Drag Racing Online: The Magazine

Volume VIII, Issue 10, Page


What’s the Point?

10/9/06

emind me again why we need a new NHRA points system. I’m quite willing to give next year’s Countdown to the Championship a fair shake, but you’ve gotta’ think the suits at Glendora have mixed feelings about the way this season is shaping up.

On the one hand they have to be thrilled at the lead in all four professional classes being less than three rounds (60 points) each. With three races left, the largest gap is the 56 markers separating first-place Jason Line from teammate and three-time defending champ Greg Anderson in Pro Stock, while Doug Kalitta has just a 52-point edge in Top Fuel over Tony Schumacher, himself just another 10 points ahead of third-place Brandon Bernstein. Then there’s Pro Stock Motorcycle, where Antron Brown recently wrested the lead away from Andrew Hines, who now sits 27 points back in second place with Angelle Sampey still in the picture at 64 points behind the leader.

But just like last year, when the title came down to a three-way points battle at the season-ender in Pomona, the Funny Car crowd has established the tightest championship chase, with John Force holding the slimmest possible of margins (1 point) over Ron Capps at the head of the list. The third man this time around is Force’s sophomore teammate, Robert Hight, who after a late-season charge sits just 35 points out of the lead.

So, with every point gained, lost, earned, or squandered in these last three races posing significant bearing on the final outcome, fan and media interest is rising and may even reach a fever pitch if all four classes are close enough to have to duke it out for the championships in Pomona. Obviously, that’s what NHRA wants, isn’t it?

On the other hand, there has to be some niggling desire for a runaway winner in at least one category to justify the “need” to tamper with a points system that’s worked more often than not for decades. It would be so much easier to sell the Countdown to NHRA’s somewhat alienated, but die-hard fan base and skeptical media if Force or Schumacher or Anderson had already completed one of their patented “clinched-in-Dallas” performances. As it is, with the current points program producing perhaps the closest across-the-board season in NHRA history, there’s more pressure than ever on NHRA to make the Countdown work in ’07.
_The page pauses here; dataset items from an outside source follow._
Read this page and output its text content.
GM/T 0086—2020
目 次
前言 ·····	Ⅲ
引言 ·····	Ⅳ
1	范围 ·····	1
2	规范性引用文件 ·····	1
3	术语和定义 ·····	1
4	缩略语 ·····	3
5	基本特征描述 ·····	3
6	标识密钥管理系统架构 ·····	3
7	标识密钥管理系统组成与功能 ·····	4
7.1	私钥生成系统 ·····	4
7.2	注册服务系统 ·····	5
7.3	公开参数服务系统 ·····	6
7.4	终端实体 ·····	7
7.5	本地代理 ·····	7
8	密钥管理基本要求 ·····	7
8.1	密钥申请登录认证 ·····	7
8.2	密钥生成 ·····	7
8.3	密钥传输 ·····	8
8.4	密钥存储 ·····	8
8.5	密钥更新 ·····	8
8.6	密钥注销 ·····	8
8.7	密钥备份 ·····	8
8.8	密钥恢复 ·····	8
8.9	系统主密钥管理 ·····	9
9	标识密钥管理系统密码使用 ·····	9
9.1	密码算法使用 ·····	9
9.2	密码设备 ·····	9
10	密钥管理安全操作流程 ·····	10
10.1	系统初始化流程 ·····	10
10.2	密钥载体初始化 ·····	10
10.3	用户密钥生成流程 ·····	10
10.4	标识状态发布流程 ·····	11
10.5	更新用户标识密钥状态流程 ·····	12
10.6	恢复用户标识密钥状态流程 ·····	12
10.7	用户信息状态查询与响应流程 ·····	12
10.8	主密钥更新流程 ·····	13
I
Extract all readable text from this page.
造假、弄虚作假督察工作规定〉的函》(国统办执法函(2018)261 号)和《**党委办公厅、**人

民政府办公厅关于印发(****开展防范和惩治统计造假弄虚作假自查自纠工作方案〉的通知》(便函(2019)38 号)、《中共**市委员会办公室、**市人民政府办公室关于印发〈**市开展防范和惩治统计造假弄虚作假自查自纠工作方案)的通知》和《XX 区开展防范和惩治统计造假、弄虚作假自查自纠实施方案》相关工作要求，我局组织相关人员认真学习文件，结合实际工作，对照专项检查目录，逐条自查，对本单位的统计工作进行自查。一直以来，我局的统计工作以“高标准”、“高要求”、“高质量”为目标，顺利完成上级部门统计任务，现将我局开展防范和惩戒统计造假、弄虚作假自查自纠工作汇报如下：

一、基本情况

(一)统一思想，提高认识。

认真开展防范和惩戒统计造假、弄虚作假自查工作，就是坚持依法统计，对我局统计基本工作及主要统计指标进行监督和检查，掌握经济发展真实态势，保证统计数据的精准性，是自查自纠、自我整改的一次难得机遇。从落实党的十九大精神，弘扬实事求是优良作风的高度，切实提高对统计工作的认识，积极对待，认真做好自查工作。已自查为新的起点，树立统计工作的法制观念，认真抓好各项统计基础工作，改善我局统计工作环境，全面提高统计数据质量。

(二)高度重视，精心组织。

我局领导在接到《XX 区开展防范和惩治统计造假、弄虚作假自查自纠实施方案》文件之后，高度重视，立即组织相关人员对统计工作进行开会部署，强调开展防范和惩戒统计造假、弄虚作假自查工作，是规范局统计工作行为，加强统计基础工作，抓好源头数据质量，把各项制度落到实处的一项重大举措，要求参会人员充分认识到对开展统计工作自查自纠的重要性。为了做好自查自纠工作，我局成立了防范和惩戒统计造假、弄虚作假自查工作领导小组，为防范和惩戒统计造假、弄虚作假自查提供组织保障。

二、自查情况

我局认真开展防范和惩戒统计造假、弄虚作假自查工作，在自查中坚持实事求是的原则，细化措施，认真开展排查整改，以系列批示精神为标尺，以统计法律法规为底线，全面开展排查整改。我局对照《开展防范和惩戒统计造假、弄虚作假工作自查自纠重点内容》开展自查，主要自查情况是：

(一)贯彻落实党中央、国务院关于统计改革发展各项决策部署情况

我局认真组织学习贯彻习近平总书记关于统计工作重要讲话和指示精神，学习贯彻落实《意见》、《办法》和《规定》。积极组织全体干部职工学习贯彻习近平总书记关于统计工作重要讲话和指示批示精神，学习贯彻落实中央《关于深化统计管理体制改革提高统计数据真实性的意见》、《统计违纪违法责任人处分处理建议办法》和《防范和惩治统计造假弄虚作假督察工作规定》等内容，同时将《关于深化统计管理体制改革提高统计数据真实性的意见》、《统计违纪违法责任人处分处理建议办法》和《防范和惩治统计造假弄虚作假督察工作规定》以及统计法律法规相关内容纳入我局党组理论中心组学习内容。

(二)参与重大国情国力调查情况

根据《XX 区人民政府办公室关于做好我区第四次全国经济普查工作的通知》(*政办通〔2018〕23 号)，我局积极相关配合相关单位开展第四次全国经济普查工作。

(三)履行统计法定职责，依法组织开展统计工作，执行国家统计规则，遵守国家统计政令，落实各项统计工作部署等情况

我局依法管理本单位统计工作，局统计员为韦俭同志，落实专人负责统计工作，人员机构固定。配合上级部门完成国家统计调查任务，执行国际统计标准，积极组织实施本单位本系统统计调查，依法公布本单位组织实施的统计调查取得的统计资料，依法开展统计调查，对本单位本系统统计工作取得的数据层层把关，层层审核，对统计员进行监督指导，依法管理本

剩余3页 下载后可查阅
Still, they may not have much of a case to prove, as the cream seems to rise to the top regardless of which tallying system is applied. According to calculations by Chris Davis, a fan posting at Nitromater.com, if the Countdown format were applied to this year’s action, the exact same drivers would make up the top eight currently listed as points leaders in both Top Fuel and Funny Car, albeit with minor shuffling of the ranks. In Pro Stock, Larry Morgan would be in instead of Greg Stanfield, and Karen Stoffer would take Chip Ellis’s place in the fourth position of the Pro Stock Bike Countdown format.

Now, Stanfield and Ellis obviously would have legitimate gripes if Davis’s numbers are accurate, but overall it really doesn’t look so bad. Arguments that the Countdown negates the early season seem at least a little alarmist considering it would be the same group of racers going after the season title. Of course that third-to-last race may have a significant impact as the Countdown contenders will be pared down to four with its completion and theoretically any one of the lower-seeded racers could gain enough to supplant one of the top four.

If, for instance, any of the aforementioned points leaders suffer an early exit at that race and someone were to step up and oust them from championship relevance, I suspect the wrath of drag racing fans will rain down on NHRA with even greater intensity than that of NASCAR followers when Dale Jr. and Jeff Gordon were left out of last year’s championship hunt on the stock-car trail. What drag racing’s faithful lack in numbers they more than make up for in passion.

NHRA has to be prepared to deal with the fallout of their Countdown if it doesn’t live up to the season-long excitement generated by this year’s championship quests. I hope the powers that be at 2035 Financial Way truly are willing to tweak the new system if it feels too forced, too phony, too scripted, too made-for-TV—too anything in comparison to what’s in place now. Because if not, really, what’s the point?

Race safe,


tocher@dragracingonline.com

PS. Speaking of points, I hope ORSCA is finally committed to calculating and posting points in a timely manner. Apparently a new person is in charge of point calculations now, so hopefully the wait of several weeks following a race to learn championship ramifications is a thing of the past. I know the racers keep their own tallies (quite accurately it seems, judging by the corrections they request after practically every race), but it’s frustrating not to have official results in place before heading to the next event. At least the bar has been set so low that it’d be hard not to see improvement. They have two races left, so we’ll wait and see.